Organ transplantation: Rejection may not be final
Nature Communications
2015년7월8일
Rejection of a transplanted organ, triggered by infection, may not mean that a subsequent transplant will also be rejected, reports a study in mice published in Nature Communications. Rejection occurs when the immune system sees a transplanted organ as foreign and attacks it. In some recipients this happens within weeks and further transplants result in an even faster rejection due to the alert state of the immune system. In other cases, immune tolerance is initially established but the graft gets rejected after months or years, which may be triggered by infections.

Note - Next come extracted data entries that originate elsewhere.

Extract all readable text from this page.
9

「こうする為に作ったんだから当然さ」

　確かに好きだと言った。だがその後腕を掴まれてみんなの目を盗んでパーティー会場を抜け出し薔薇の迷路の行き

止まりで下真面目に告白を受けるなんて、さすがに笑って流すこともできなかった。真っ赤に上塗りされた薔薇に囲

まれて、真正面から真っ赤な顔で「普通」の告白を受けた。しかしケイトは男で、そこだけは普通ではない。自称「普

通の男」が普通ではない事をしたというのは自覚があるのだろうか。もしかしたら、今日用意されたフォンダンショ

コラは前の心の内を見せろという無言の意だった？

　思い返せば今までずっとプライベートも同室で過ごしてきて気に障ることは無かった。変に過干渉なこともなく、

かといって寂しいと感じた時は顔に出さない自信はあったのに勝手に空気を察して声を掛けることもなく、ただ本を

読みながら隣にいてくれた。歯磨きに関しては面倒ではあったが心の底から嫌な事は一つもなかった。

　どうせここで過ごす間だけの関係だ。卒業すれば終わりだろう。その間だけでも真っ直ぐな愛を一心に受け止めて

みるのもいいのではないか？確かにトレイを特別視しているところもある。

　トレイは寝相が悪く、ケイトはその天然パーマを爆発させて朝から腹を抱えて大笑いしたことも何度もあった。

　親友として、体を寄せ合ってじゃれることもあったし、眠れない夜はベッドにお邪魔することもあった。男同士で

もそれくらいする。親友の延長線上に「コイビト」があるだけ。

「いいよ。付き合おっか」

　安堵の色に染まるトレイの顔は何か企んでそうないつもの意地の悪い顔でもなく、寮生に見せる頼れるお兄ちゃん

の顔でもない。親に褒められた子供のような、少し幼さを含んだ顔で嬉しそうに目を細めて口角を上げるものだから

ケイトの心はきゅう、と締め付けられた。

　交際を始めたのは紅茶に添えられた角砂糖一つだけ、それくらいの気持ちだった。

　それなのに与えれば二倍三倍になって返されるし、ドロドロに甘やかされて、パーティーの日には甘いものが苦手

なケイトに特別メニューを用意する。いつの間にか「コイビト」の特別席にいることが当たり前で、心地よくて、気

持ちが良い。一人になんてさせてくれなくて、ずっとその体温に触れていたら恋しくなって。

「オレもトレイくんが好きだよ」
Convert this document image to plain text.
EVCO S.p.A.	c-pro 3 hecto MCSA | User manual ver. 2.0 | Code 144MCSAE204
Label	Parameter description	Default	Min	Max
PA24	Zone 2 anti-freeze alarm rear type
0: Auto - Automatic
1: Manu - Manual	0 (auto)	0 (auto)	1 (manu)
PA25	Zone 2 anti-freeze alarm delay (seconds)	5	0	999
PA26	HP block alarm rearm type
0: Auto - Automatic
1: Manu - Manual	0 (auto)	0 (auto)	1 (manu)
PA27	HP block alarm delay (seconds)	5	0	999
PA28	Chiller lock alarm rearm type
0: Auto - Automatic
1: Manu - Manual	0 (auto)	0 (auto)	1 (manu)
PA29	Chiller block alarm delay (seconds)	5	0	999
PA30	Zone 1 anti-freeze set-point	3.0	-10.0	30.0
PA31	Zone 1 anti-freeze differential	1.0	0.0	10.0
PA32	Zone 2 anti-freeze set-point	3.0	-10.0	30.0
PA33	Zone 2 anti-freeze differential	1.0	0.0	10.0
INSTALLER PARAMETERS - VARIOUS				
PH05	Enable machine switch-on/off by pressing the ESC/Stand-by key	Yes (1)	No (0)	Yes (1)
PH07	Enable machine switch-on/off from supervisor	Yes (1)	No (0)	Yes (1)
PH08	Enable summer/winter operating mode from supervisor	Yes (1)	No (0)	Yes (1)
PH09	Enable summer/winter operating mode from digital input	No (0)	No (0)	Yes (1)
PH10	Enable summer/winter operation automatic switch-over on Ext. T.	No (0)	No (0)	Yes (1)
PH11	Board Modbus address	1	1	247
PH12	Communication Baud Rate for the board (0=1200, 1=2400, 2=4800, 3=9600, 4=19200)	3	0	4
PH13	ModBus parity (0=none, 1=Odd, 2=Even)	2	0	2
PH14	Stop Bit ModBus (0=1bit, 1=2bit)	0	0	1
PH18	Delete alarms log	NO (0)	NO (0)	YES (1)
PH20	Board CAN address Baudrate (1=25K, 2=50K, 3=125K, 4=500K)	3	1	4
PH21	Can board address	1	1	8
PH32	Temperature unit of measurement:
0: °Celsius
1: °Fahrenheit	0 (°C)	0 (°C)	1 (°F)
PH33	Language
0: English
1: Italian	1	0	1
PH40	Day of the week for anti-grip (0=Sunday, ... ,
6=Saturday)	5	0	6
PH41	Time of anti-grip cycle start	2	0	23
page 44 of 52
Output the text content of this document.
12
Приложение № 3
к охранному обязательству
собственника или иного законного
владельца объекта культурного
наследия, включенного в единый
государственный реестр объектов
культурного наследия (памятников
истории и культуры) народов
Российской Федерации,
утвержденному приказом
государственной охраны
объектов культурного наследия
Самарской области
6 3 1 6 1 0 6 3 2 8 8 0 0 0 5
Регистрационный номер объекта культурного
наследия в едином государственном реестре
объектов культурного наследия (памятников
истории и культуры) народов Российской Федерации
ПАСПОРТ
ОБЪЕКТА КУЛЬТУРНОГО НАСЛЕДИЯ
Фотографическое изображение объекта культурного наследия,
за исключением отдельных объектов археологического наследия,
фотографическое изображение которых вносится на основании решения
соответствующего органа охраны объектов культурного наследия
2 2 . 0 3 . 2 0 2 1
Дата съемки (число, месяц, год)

The assumption was that in these cases, a second transplant would also be quickly rejected and that loss of tolerance is permanent.
Anita Chong, Maria-Luisa Alegre and colleagues gave mice a heart transplant and allowed immune tolerance to establish, then challenged the mice with a bacterial infection. The infection triggered transplant rejection in half of the animals. However, the authors discovered that the immune activation was only transient: once the immune system eliminated the bacteria, it spontaneously returned to the earlier state of immune tolerance and accepted another heart transplant. These results describe a condition where tolerance dominates over the memory of transplant rejection and, if they are borne out in human patients, may have implications for therapeutic approaches to transplantation, autoimmunity and cancer.